Despite the circumstances, she still has a sense of humor, too:
The first time she opened her eyes and saw me, she smiled and said: I remembered another story! Then she told me about the time she “borrowed” a car, even though she didn't yet have a driver's license, to drive around the streets of Boston to track down her boyfriend.
While speaking on the phone with her 94-year-old brother-in-law, she asked him, “How are you, old man?”
When the doctor asked, “Are you feeling better today?” She replied, “Better than what!”
I felt that spending time with Gramma and all the people from different parts of her life was the best possible use of my time. I love the community around her, and I am constantly moved to tears by the love so many people have for her.
This point was driven home by my “neighbor” at Grama Hospital…
Live intentionally
Gramma's hospital is located right next to Walden Lake, the same pond made famous by Henry David Thoreau in his book Walden.
One day, after visiting Gramma, I took a quiet walk around its perimeter, watching the sunset light dance through the trees.
(The Japanese have a word for this too, called “komorebi.”)
Then I read the sign bearing Thoreau's most famous reflection:
“I went into the woods because I wanted to live slowly, to face only the essential facts of life, and see whether I might learn what life had to teach me, and not discover, when I died, that I had not lived.” “.
Thoreau retreated into solitude to discover what was most important to him.
Gramma went the other way, prioritizing what was most important to her: family, friends, and community.
Two different scenarios, the end result is the same:
Choose to live intentionally.
I have no plans to move into the woods and live simply, but I think I've done my best to live more intentionally over the past few years.
Specifically, reprioritizing what's most important to me as well: friends, family, and community.

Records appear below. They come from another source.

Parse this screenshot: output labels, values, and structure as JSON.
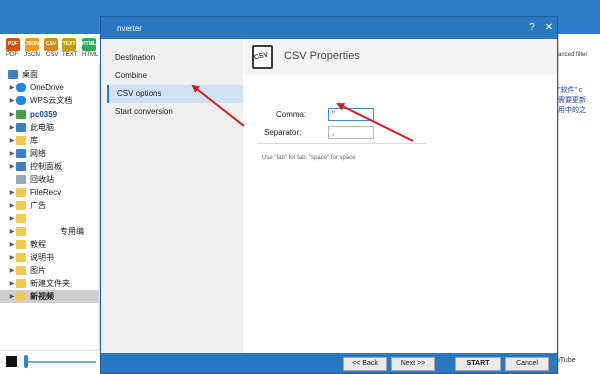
{
  "background": {
    "formats": [
      {
        "label": "PDF",
        "color": "#d35400"
      },
      {
        "label": "JSON",
        "color": "#f39c12"
      },
      {
        "label": "CSV",
        "color": "#d68910"
      },
      {
        "label": "TEXT",
        "color": "#c0a000"
      },
      {
        "label": "HTML",
        "color": "#27ae60"
      }
    ],
    "tree": [
      {
        "label": "桌面",
        "icon": "desktop-icon",
        "expandable": false
      },
      {
        "label": "OneDrive",
        "icon": "cloud-icon",
        "expandable": true
      },
      {
        "label": "WPS云文档",
        "icon": "cloud-icon",
        "expandable": true
      },
      {
        "label": "pc0359",
        "icon": "user-icon",
        "expandable": true
      },
      {
        "label": "此电脑",
        "icon": "computer-icon",
        "expandable": true
      },
      {
        "label": "库",
        "icon": "library-icon",
        "expandable": true
      },
      {
        "label": "网络",
        "icon": "network-icon",
        "expandable": true
      },
      {
        "label": "控制面板",
        "icon": "control-panel-icon",
        "expandable": true
      },
      {
        "label": "回收站",
        "icon": "recycle-bin-icon",
        "expandable": false
      },
      {
        "label": "FileRecv",
        "icon": "folder-icon",
        "expandable": true
      },
      {
        "label": "广告",
        "icon": "folder-icon",
        "expandable": true
      },
      {
        "label": "",
        "icon": "folder-icon",
        "expandable": true
      },
      {
        "label": "专用编",
        "icon": "folder-icon",
        "expandable": true
      },
      {
        "label": "教程",
        "icon": "folder-icon",
        "expandable": true
      },
      {
        "label": "说明书",
        "icon": "folder-icon",
        "expandable": true
      },
      {
        "label": "图片",
        "icon": "folder-icon",
        "expandable": true
      },
      {
        "label": "新建文件夹",
        "icon": "folder-icon",
        "expandable": true
      },
      {
        "label": "新视频",
        "icon": "folder-icon",
        "expandable": true,
        "selected": true
      }
    ],
    "right_filter": "anced filter",
    "right_chinese": [
      "\"软件\" c",
      "需要更新",
      "用中的之"
    ],
    "right_youtube": "uTube"
  },
  "dialog": {
    "title": "nverter",
    "help_label": "?",
    "close_label": "✕",
    "nav": [
      {
        "label": "Destination",
        "active": false
      },
      {
        "label": "Combine",
        "active": false
      },
      {
        "label": "CSV options",
        "active": true
      },
      {
        "label": "Start conversion",
        "active": false
      }
    ],
    "header": {
      "icon_text": "CSV",
      "title": "CSV Properties"
    },
    "fields": {
      "comma_label": "Comma:",
      "comma_value": "\"",
      "separator_label": "Separator:",
      "separator_value": ","
    },
    "hint": "Use \"tab\" for tab, \"space\" for space",
    "buttons": {
      "back": "<< Back",
      "next": "Next >>",
      "start": "START",
      "cancel": "Cancel"
    },
    "accent_color": "#2a77c2",
    "annotation_color": "#d11f1f"
  }
}
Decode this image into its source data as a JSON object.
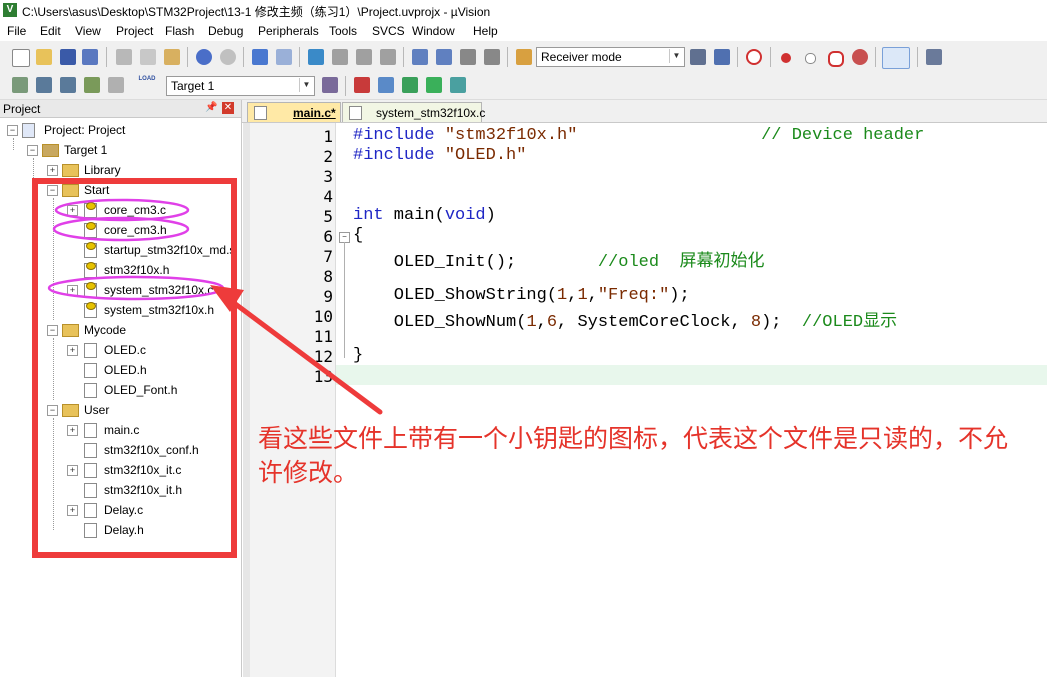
{
  "window": {
    "title": "C:\\Users\\asus\\Desktop\\STM32Project\\13-1 修改主频（练习1）\\Project.uvprojx - µVision",
    "app_icon": "V"
  },
  "menubar": {
    "items": [
      "File",
      "Edit",
      "View",
      "Project",
      "Flash",
      "Debug",
      "Peripherals",
      "Tools",
      "SVCS",
      "Window",
      "Help"
    ]
  },
  "toolbar": {
    "target_combo": "Receiver mode",
    "build_target": "Target 1",
    "load_label": "LOAD"
  },
  "project_panel": {
    "title": "Project",
    "pin_icon": "pin-icon",
    "root": "Project: Project",
    "target": "Target 1",
    "groups": [
      {
        "name": "Library",
        "files": []
      },
      {
        "name": "Start",
        "files": [
          "core_cm3.c",
          "core_cm3.h",
          "startup_stm32f10x_md.s",
          "stm32f10x.h",
          "system_stm32f10x.c",
          "system_stm32f10x.h"
        ]
      },
      {
        "name": "Mycode",
        "files": [
          "OLED.c",
          "OLED.h",
          "OLED_Font.h"
        ]
      },
      {
        "name": "User",
        "files": [
          "main.c",
          "stm32f10x_conf.h",
          "stm32f10x_it.c",
          "stm32f10x_it.h",
          "Delay.c",
          "Delay.h"
        ]
      }
    ]
  },
  "tabs": [
    {
      "label": "main.c*",
      "active": true
    },
    {
      "label": "system_stm32f10x.c",
      "active": false
    }
  ],
  "editor": {
    "line_numbers": [
      "1",
      "2",
      "3",
      "4",
      "5",
      "6",
      "7",
      "8",
      "9",
      "10",
      "11",
      "12",
      "13"
    ],
    "lines": [
      {
        "n": "1",
        "pp": "#include",
        "str": " \"stm32f10x.h\"",
        "cmt": "                  // Device header"
      },
      {
        "n": "2",
        "pp": "#include",
        "str": " \"OLED.h\""
      },
      {
        "n": "5",
        "kw1": "int",
        "mid": " main(",
        "kw2": "void",
        "end": ")"
      },
      {
        "n": "6",
        "text": "{"
      },
      {
        "n": "7",
        "code": "    OLED_Init();",
        "cmt": "        //oled  屏幕初始化"
      },
      {
        "n": "9",
        "pre": "    OLED_ShowString(",
        "n1": "1",
        "c1": ",",
        "n2": "1",
        "c2": ",",
        "s": "\"Freq:\"",
        "post": ");"
      },
      {
        "n": "10",
        "pre": "    OLED_ShowNum(",
        "n1": "1",
        "c1": ",",
        "n2": "6",
        "mid": ", SystemCoreClock, ",
        "n3": "8",
        "post": ");",
        "cmt": "  //OLED显示"
      },
      {
        "n": "12",
        "text": "}"
      }
    ]
  },
  "annotation": {
    "text": "看这些文件上带有一个小钥匙的图标，代表这个文件是只读的，不允许修改。",
    "color": "#e5332a"
  },
  "colors": {
    "accent_red": "#ee3b3b",
    "highlight_magenta": "#e040e8",
    "active_tab": "#ffe9a6"
  }
}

All we have to do is decide…
A few years ago, Gramma presented my brother, sister, and I with three of her favorite handmade quilts.
“I was going to give these things to your grandchildren after I die, but I want to give them to you now so we can enjoy this moment together.”
She took the time to explain the meaning behind each quilt and why we chose it for each of us. I'm so grateful she did this, rather than waiting to hear about these beautiful quilts after she passed away.
When I visited Gramma this summer, I discovered that she had printed my article About my grandfather, her husband who died. I hoped to make Grumpy proud, but I realized that I was never able to tell him how much I learned from him before he died.
That's why I'm writing this article now to make sure she knows how much she's taught me. I am very proud of Gramma and appreciate that I have had the opportunity to learn from her for 40 years (and counting!).
(I got a text from my dad yesterday telling me that he read this draft to her in the hospital and she loved it. Mission accomplished!)
I sure hope Gramma gets better and can go home. After all, she told her friend Lori, “I'm not done yet!”
But I also know that this is not for us to decide.
As Gandalf tells Frodo Fellowship of the Ring:
“All we have to decide is what we will do with the time we have.”
I hope Gramma and Thoreau inspire you to live more intentionally:
- If you are ready to put your phone down And be present with the people in front of you, life can seem richer.
- If you are willing to prioritize what is truly important Instead of things trying to steal your attention, you'll never go wrong with the choices you make.
- If you can find a way to focus on the important people in your lifeThey'll still be a part of it when she's 94.
Finally remember, no matter what you do today, this is the only time this moment will happen.
Act accordingly.
-Steve
note: If you want a thought-provoking film about presence and Ichi-Go Ichi-E, I highly recommend Wim Wenders Perfect days.